Pay for performance advertising

From Wikipedia, the free encyclopedia

Pay for performance advertising (P4P) is a term used in Internet marketing to define a pricing model whereby a marketing or advertising agency will receive a payment or bonus from an advertiser for 'performance'. This may be in the form of each new lead or new customer obtained for the advertiser through the agency's online marketing efforts or some other 'performance' metric the agency and client agree upon before beginning.

Some prefer to limit the definition and scope of the potential work to be achieved - as in where the agency creates advertising campaigns and promotions to convert the maximum number of new leads or customers and gets paid for its work only when a new lead or a new customer is passed on to the advertiser. But this is not always a viable performance metric when the agency cannot fully control all aspects of the customer acquisition and conversion process.

Advertising with the purpose of generating a lead (which may be defined in a variety of ways), may not always result in a customer because there might be a number of steps after response to an ad and between first contact and final sale.

P4P advertising became popular with the advent of the internet that allows real time measurement of a marketing campaign's ROI (return on investment).
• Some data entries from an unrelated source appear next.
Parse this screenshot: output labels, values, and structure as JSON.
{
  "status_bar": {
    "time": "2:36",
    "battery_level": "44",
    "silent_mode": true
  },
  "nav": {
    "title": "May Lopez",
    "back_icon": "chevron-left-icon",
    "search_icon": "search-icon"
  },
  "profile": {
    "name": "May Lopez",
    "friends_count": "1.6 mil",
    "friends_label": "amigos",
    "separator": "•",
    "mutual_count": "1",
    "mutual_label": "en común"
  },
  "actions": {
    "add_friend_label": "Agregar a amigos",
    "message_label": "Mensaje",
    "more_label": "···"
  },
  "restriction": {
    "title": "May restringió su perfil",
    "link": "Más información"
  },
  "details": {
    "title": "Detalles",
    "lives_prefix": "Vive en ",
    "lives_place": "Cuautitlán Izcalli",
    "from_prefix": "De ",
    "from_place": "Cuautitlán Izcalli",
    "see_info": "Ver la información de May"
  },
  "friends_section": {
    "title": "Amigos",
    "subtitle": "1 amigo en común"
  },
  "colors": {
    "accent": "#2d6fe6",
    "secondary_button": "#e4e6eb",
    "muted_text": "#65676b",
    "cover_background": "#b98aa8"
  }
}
It has reversed the traditional value proposition of advertising whereby an advertiser is required to pay for the creative work of the advertising agency and the media first regardless of the return on investment of the campaign. In the P4P model, the onus is on the agency to create a performing ad campaign that converts into good leads or customers if the agency wants to receive payments from its client. In contrast with traditional advertising agency pricing models, the advertiser pays the agency only after having collected leads or the revenues from its customers' purchase orders and not before.
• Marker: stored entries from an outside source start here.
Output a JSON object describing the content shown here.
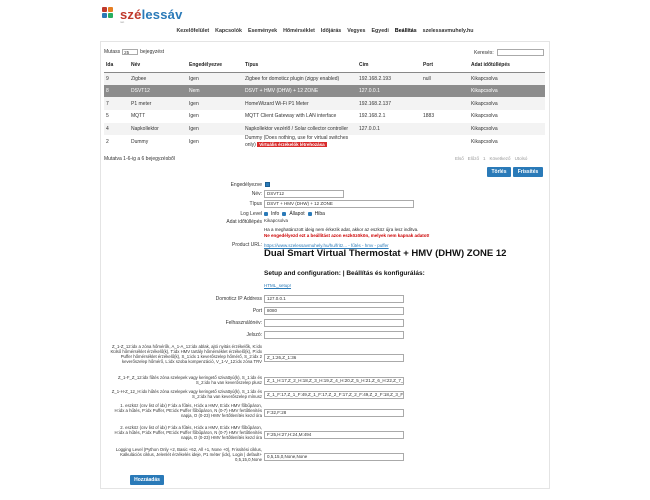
{
  "brand": {
    "name_a": "szé",
    "name_b": "lessáv",
    "sub": "net"
  },
  "nav": [
    "Kezelőfelület",
    "Kapcsolók",
    "Események",
    "Hőmérséklet",
    "Időjárás",
    "Vegyes",
    "Egyedi",
    "Beállítás",
    "szelessavmuhely.hu"
  ],
  "list": {
    "show_label": "Mutass",
    "page_size": "25",
    "entries_label": "bejegyzést",
    "search_label": "Keresés:",
    "columns": [
      "Ida",
      "Név",
      "Engedélyezve",
      "Típus",
      "Cím",
      "Port",
      "Adat időtúllépés"
    ],
    "rows": [
      {
        "id": "9",
        "name": "Zigbee",
        "enabled": "Igen",
        "type": "Zigbee for domoticz plugin (zigpy enabled)",
        "address": "192.168.2.193",
        "port": "null",
        "timeout": "Kikapcsolva"
      },
      {
        "id": "8",
        "name": "DSVT12",
        "enabled": "Nem",
        "type": "DSVT + HMV (DHW) + 12 ZONE",
        "address": "127.0.0.1",
        "port": "",
        "timeout": "Kikapcsolva"
      },
      {
        "id": "7",
        "name": "P1 meter",
        "enabled": "Igen",
        "type": "HomeWizard Wi-Fi P1 Meter",
        "address": "192.168.2.137",
        "port": "",
        "timeout": "Kikapcsolva"
      },
      {
        "id": "5",
        "name": "MQTT",
        "enabled": "Igen",
        "type": "MQTT Client Gateway with LAN interface",
        "address": "192.168.2.1",
        "port": "1883",
        "timeout": "Kikapcsolva"
      },
      {
        "id": "4",
        "name": "Napkollektor",
        "enabled": "Igen",
        "type": "Napkollektor vezérlő / Solar collector controller",
        "address": "127.0.0.1",
        "port": "",
        "timeout": "Kikapcsolva"
      },
      {
        "id": "2",
        "name": "Dummy",
        "enabled": "Igen",
        "type": "Dummy (Does nothing, use for virtual switches only)",
        "type_badge": "Virtuális érzékelők létrehozása",
        "address": "",
        "port": "",
        "timeout": "Kikapcsolva"
      }
    ],
    "info": "Mutatva 1-6-ig a 6 bejegyzésből",
    "pager": [
      "Első",
      "Előző",
      "1",
      "Következő",
      "Utolsó"
    ]
  },
  "actions": {
    "delete": "Törlés",
    "update": "Frissítés"
  },
  "form": {
    "enabled_label": "Engedélyezve",
    "name_label": "Név:",
    "name_value": "DSVT12",
    "type_label": "Típus",
    "type_value": "DSVT + HMV (DHW) + 12 ZONE",
    "log_label": "Log Level",
    "log_options": [
      "Info",
      "Állapot",
      "Hiba"
    ],
    "timeout_label": "Adat időtúllépés",
    "timeout_value": "Kikapcsolva",
    "timeout_hint": "Ha a meghatározott ideig nem érkezik adat, akkor az eszköz újra lesz indítva.",
    "timeout_warn": "Ne engedélyezd ezt a beállítást azon eszközökön, melyek nem kapnak adatot!",
    "product_label": "Product URL:",
    "product_link": "https://www.szelessavmuhely.hu/hu/fritz... - fűtés - hmv - puffer",
    "product_title": "Dual Smart Virtual Thermostat + HMV (DHW) ZONE 12",
    "setup_title": "Setup and configuration: | Beállítás és konfigurálás:",
    "html_link": "HTML_setup!",
    "fields": [
      {
        "label": "Domoticz IP Address",
        "value": "127.0.0.1"
      },
      {
        "label": "Port",
        "value": "8080"
      },
      {
        "label": "Felhasználónév:",
        "value": ""
      },
      {
        "label": "Jelszó:",
        "value": ""
      },
      {
        "label": "Z_1-Z_12:idx a zóna hőmérők, A_1-A_12:idx ablak, ajtó nyitás érzékelők, K:idx Külső hőmérséklet érzékelő(k), T:idx HMV tartály hőmérséklet érzékelő(k), P:idx Puffer hőmérséklet érzékelő(k), S_1:idx 1 keverőszelep hőmérő, S_2:idx 2 keverőszelep hőmérő, L:idx szoba kompenzáció, V_1-V_12:idx zóna TRV",
        "value": "Z_1:26,Z_1:36"
      },
      {
        "label": "Z_1-F_Z_12:idx fűtés zóna szelepek vagy keringető szivattyú(k), S_1:idx és S_2:idx ha van keverőszelep plusz",
        "value": "Z_1_H:17,Z_2_H:18,Z_3_H:19,Z_4_H:20,Z_5_H:21,Z_6_H:22,Z_7_H:23"
      },
      {
        "label": "Z_1-H-Z_12_H:idx hűtés zóna szelepek vagy keringető szivattyú(k), S_1:idx és S_2:idx ha van keverőszelep mínusz",
        "value": "Z_1_F:17,Z_1_F:49,Z_1_F:17,Z_2_F:17,Z_2_F:49,Z_2_F:18,Z_3_F"
      },
      {
        "label": "1. eszköz (csv list of idx) F:idx a fűtés, H:idx a HMV, E:idx HMV főbűpáron, H:idx a hűtés, P:idx Puffer, PE:idx Puffer főbűpáron, N (0-7) HMV fertőtlenítés napja, O (0-23) HMV fertőtlenítés kezd óra",
        "value": "F:32,F:28"
      },
      {
        "label": "2. eszköz (csv list of idx) F:idx a fűtés, H:idx a HMV, E:idx HMV főbűpáron, H:idx a hűtés, P:idx Puffer, PE:idx Puffer főbűpáron, N (0-7) HMV fertőtlenítés napja, O (0-23) HMV fertőtlenítés kezd óra",
        "value": "F:25,H:27,H:24,M:494"
      },
      {
        "label": "Logging Level (Python Only +2, Basic +62, All +1, None +0), Frissítési ciklus, Kalkulációs ciklus, Jelenlét érzékelés ideje, P1 méter (idx), Login | default+ 0,5,15,0,None",
        "value": "0,5,15,0,None,None"
      }
    ],
    "save": "Hozzáadás"
  },
  "colors": {
    "accent": "#2a7ab8",
    "selected_row": "#8c8c8c",
    "warning": "#d92b2b"
  }
}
Additional factors may further complicate the pay for performance advertising model. As mentioned above, a caveat to P4P advertising is the degree to which an agency can be held responsible for outcomes while controlling the variables involved. A client's online presence may or may not be appropriate to have ad traffic driven to it. There can be situations where a website or social media venue of a client is lacking in design effectiveness or content credibility, etc. These are not direct ad creation issues, but align more with brand trust and expertise, landing page conversion effectiveness, and more.

In cases where the supporting elements of an advertising effort may adversely affect the outcome of the advertising, the agency may require additional work be done as a preliminary project in getting the website to the point where it can more effectively convert advertising-driven traffic.
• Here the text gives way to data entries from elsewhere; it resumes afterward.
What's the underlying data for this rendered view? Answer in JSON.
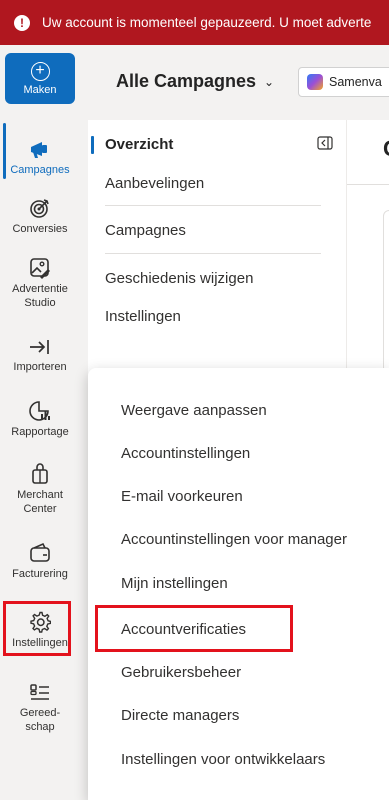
{
  "banner": {
    "message": "Uw account is momenteel gepauzeerd. U moet adverte"
  },
  "rail": {
    "create_label": "Maken",
    "items": [
      {
        "label": "Campagnes",
        "icon": "megaphone-icon"
      },
      {
        "label": "Conversies",
        "icon": "target-icon"
      },
      {
        "label": "Advertentie Studio",
        "icon": "image-edit-icon"
      },
      {
        "label": "Importeren",
        "icon": "import-arrow-icon"
      },
      {
        "label": "Rapportage",
        "icon": "report-chart-icon"
      },
      {
        "label": "Merchant Center",
        "icon": "shopping-bag-icon"
      },
      {
        "label": "Facturering",
        "icon": "wallet-icon"
      },
      {
        "label": "Instellingen",
        "icon": "gear-icon"
      },
      {
        "label": "Gereed-\nschap",
        "icon": "tools-icon"
      }
    ]
  },
  "topbar": {
    "title": "Alle Campagnes",
    "summary_label": "Samenva"
  },
  "subnav": {
    "items": [
      "Overzicht",
      "Aanbevelingen",
      "Campagnes",
      "Geschiedenis wijzigen",
      "Instellingen"
    ]
  },
  "main": {
    "heading": "C"
  },
  "flyout": {
    "items": [
      "Weergave aanpassen",
      "Accountinstellingen",
      "E-mail voorkeuren",
      "Accountinstellingen voor manager",
      "Mijn instellingen",
      "Accountverificaties",
      "Gebruikersbeheer",
      "Directe managers",
      "Instellingen voor ontwikkelaars"
    ]
  },
  "colors": {
    "banner": "#b0171f",
    "accent": "#0f6cbd",
    "highlight": "#e3121c"
  }
}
Different agencies may handle this situation in different ways due to the severity of the situation and to the degree improvements are needed. This issue can also spill over and into sales response and follow-up. Some agencies may even require training of sales staff to more effectively align conversations with the advertising to create more cohesive and relevant sales messaging.

In addition, ad retargeting may or may not be included as part of the pay for performance model. Some agencies may include retargeting as part of the overall work that produces the results they get paid for. Other agencies may prefer to produce a phase 1 winning campaign, get paid, then work phase 2 to improve results further. It is common for advertisers to test for improving results after establishing a "control" or initially acceptable level of results.

Pay for Performance need not to be confused with pay per click (PPC), which is a pricing model on the Web in which the advertiser pays when an Internet user clicks on its advertisement and visits its site. In some cases P4P could be risk-free to an advertiser whereas in a PPC campaign the advertiser takes the risk of the conversion rate between a click, a visit and an actual lead or sale.